Interviews are something that most of us have experienced from both sides. It's easy to find opinions but harder to find best practice, especially supported by evidence.
In this post we'll explain how important structured interviews are for finding the best candidate and how to conduct them through Applied
Casual, unstructured interviews = Bad idea...
How ("NOT") to perform an effective interview:
- Skim-read the CV as you walk to meet the candidate, looking for key words and "critical" details, like university pedigree, big brand employers and what they like to do in their spare time.
- Greet the candidate and offer them a drink.
- Make small talk about how they came in to the office / how terrible the weather is.
- Skim-read the CV one more time to make sure you remember which university they went to / who their previous employer was (and, oh yes, and let's not forget their name).
- Ask them the usual barrage of questions:
- "Tell me a little about yourself."
- "What are your biggest weaknesses / strengths?"
- "Where do you see yourself in five years?"
- "What do you like to do outside of work?"
- "What was your salary in your last job?"
- "Would you rather fight 1 horse-sized duck, or 100 duck-sized horses?"
- Pick a project / achievement from their CV and ask them a question that elicits a canned / preconceived response.
Sound familiar?
Unfortunately, the current way we perform interviews is failing to help us find the best person for the job. Whether we're conscious of it or not, we often make our mind up about a candidate in the first few seconds of the interview. Research has shown that this intuitive, gut-based assessment of others is subjective, and can come down to a handshake, smile, or what the candidate is wearing.
There are several biases that cloud our ability to judge people accurately and fairly, including, but not limited to:
- Affinity Bias - we favour the familiar - i.e. people most like us
- Confirmation Bias & Halo Effects - we form an opinion early on, then stick to it, no matter what
- Stereotype Bias - we make presumptions about the traits / skills of specific groups
- Groupthink - when our individual opinion is influenced by others within your group
- Comparison Friction - our inability to fairly compare / contrast dissimilar things
Structured Interviews = Good idea!
So what can be done?
There are many elements of an interview that can be structured / controlled to minimise the amount of bias that creeps in:
✓ Define your questions & scoring matrix in advance - stick to it for every candidate.
✓ Use a diverse interview panel of at least 2 people.
✓ Ask questions which are relevant to the skills needed for the role.
✓ Score each interview before discussing with the panel; include notes justifying each score.
✓ Do not discuss scores with panel before submitting them.
✓ Do not read the candidate’s CV.
✓ Remove ambiguity by communicating the format, length, time and location well ahead of the interview.
✘ Don’t add unnecessary pressure if not required for the role.
✘ Don’t just chat about hobbies.
✘ Don’t rely on ‘can I get a beer with this person’.
✘ Don’t ask trick questions or brain teasers.
✘ Don’t rely on gut.
How it works within Applied
1) Plan the interviews
The first and most important step in a structured interview is the planning stage. It's at this point that you decide what skills the role requires and what kind of questions to ask.
Applied helps here by:
- Helping you focus on the skills that you've identified as being most important for this role. It sounds obvious, but you'd be surprised how often teams end up testing things that they, themselves, didn't consider important.

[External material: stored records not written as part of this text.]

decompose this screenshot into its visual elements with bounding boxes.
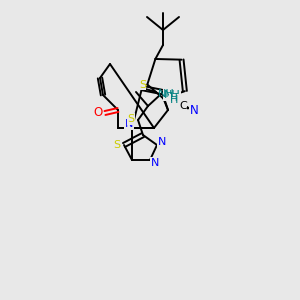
Text: O: O <box>93 106 103 119</box>
Text: N: N <box>158 137 166 147</box>
Text: N: N <box>190 104 198 118</box>
Text: C: C <box>179 101 187 111</box>
Text: NH: NH <box>164 90 181 100</box>
Text: S: S <box>113 140 121 150</box>
Text: H: H <box>170 93 178 103</box>
Text: NH: NH <box>158 89 175 99</box>
Text: N: N <box>125 119 133 129</box>
Text: N: N <box>151 158 159 168</box>
Text: S: S <box>128 114 135 124</box>
Text: S: S <box>139 80 146 89</box>
Text: H: H <box>170 95 178 105</box>
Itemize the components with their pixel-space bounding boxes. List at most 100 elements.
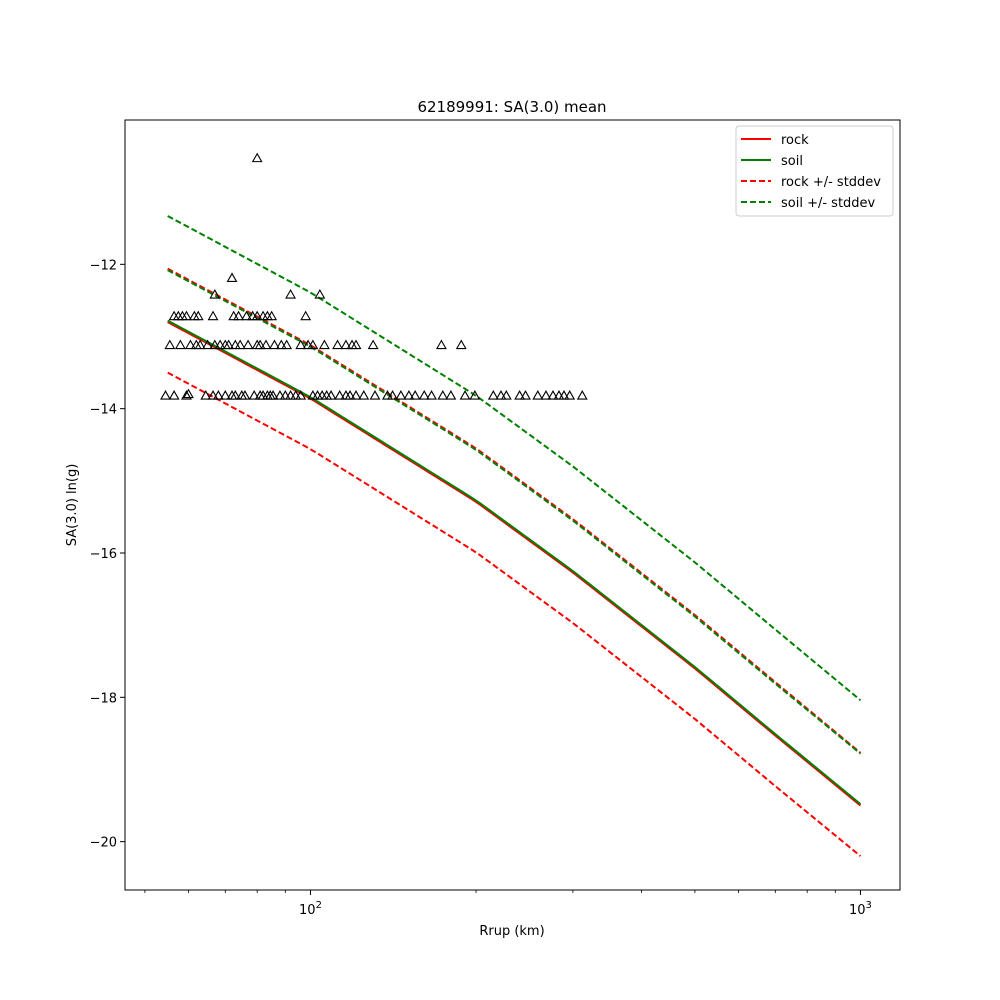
observation-marker [275,339,287,350]
observation-marker [358,390,370,400]
x-axis-label: Rrup (km) [479,924,544,939]
observation-marker [219,390,231,400]
observation-marker [437,390,449,400]
observation-marker [241,310,252,321]
observation-marker [184,339,196,350]
axes: −12 −14 −16 −18 −20 102 103 [90,258,872,918]
observation-marker [181,310,192,321]
observation-marker [242,339,254,350]
observation-marker [223,339,235,350]
observation-marker [233,310,245,321]
observation-marker [164,339,176,350]
observation-marker [200,390,212,400]
legend: rock soil rock +/- stddev soil +/- stdde… [735,125,894,217]
observation-marker [455,339,467,350]
observation-marker [350,390,362,400]
x-tick-label: 103 [849,900,872,918]
observation-marker [269,339,280,350]
observation-marker [295,339,307,350]
observation-marker [209,339,221,350]
observation-marker [403,390,415,400]
observation-marker [285,289,297,299]
observation-marker [340,339,352,350]
legend-box [735,125,894,217]
observation-marker [285,390,297,400]
observation-marker [174,339,186,350]
observation-marker [281,339,293,350]
observation-marker [160,390,171,400]
observation-marker [214,339,226,350]
observation-marker [547,390,559,400]
observation-marker [445,390,457,400]
observation-marker [576,390,588,400]
observation-marker [469,390,481,400]
observation-marker [367,339,379,350]
observation-marker [495,390,507,400]
observation-marker [426,390,437,400]
observation-marker [279,390,291,400]
observation-marker [334,390,346,400]
y-tick-label: −16 [90,547,117,562]
observation-marker [387,390,398,400]
curve-rock-plus [167,267,862,754]
y-axis-label: SA(3.0) ln(g) [65,464,80,547]
observation-marker [234,339,246,350]
observation-marker [332,339,343,350]
observation-marker [418,390,430,400]
observation-marker [318,339,330,350]
curve-rock-minus [167,371,862,857]
observation-marker [239,390,251,400]
legend-label-soil: soil [781,154,803,169]
observation-marker [248,390,260,400]
observation-marker [295,390,307,400]
observation-marker [314,289,326,299]
y-tick-label: −12 [90,258,117,273]
observation-marker [300,310,312,321]
plot-frame [124,119,901,891]
observation-marker [409,390,421,400]
observation-marker [168,390,180,400]
observation-marker [325,390,337,400]
observation-marker [274,390,286,400]
observation-marker [540,390,552,400]
curve-rock [167,321,862,807]
observation-marker [344,390,356,400]
y-tick-label: −20 [90,836,117,851]
plot-area [125,120,900,890]
observation-marker [558,390,570,400]
observation-marker [260,339,272,350]
observation-marker [369,390,381,400]
observation-marker [514,390,526,400]
observation-marker [267,390,279,400]
observation-marker [251,310,263,321]
observation-marker [500,390,512,400]
curve-soil-plus [167,215,862,701]
observation-marker [435,339,447,350]
observation-marker [350,339,362,350]
legend-label-rock-stddev: rock +/- stddev [781,175,881,190]
observation-marker [181,390,192,400]
observation-marker [212,390,224,400]
y-tick-label: −18 [90,691,117,706]
observation-marker [229,390,241,400]
observation-marker [251,152,263,163]
legend-label-rock: rock [781,133,809,148]
observation-marker [209,289,221,299]
curve-soil-minus [167,269,862,755]
observation-marker [207,390,219,400]
curves-layer [167,215,862,857]
observation-marker [194,339,206,350]
observation-marker [254,339,266,350]
observation-marker [381,390,393,400]
observation-marker [520,390,531,400]
observation-marker [532,390,544,400]
observation-marker [192,310,204,321]
observation-marker [266,310,278,321]
chart-title: 62189991: SA(3.0) mean [417,98,606,116]
legend-label-soil-stddev: soil +/- stddev [781,196,876,211]
observation-marker [395,390,407,400]
observation-marker [564,390,576,400]
y-tick-label: −14 [90,403,117,418]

- Making it easy to re-use questions that worked well before. We help you avoid questions that didn't work well, eg. were too subjective or didn't separate the field.
- Providing a library of questions that you can use or adapt.
2) Run the interviews
This is the step we're all more used to, but Applied helps your team do it better by:
- Providing tools to keep interviewers glued to the interview plan - e.g. each interviewer gets a unique link that details both questions to be asked and an interviewers' guide.
- Steering interviewers away from dependence on CVs, a source of bias triggers.
- We encourage interviewers to mark interviews independently before speaking to each other, avoiding a catalogue of social biases that can add noise to your assessment of ability.
3) Assist the decision
This is usually a hard job, but Applied makes it feel less like a trial and more like a sign-off:
- We present scoring data back to the decision maker immediately, with as many sources of bias removed as possible.
- We allow the hiring manager to easily compare the final few candidates in detail, either by skill or by their individual responses at any stage.
4) Understand the outcome
Most teams skip this step, but it's so important. We report on:
- Which assessments worked, eg. which questions were subjective or failed to separate the field
- Like the rest of your hiring process, we record all the performance characteristics of your interview stage so that you can understand how your interviews impact diversity and can diagnose problems.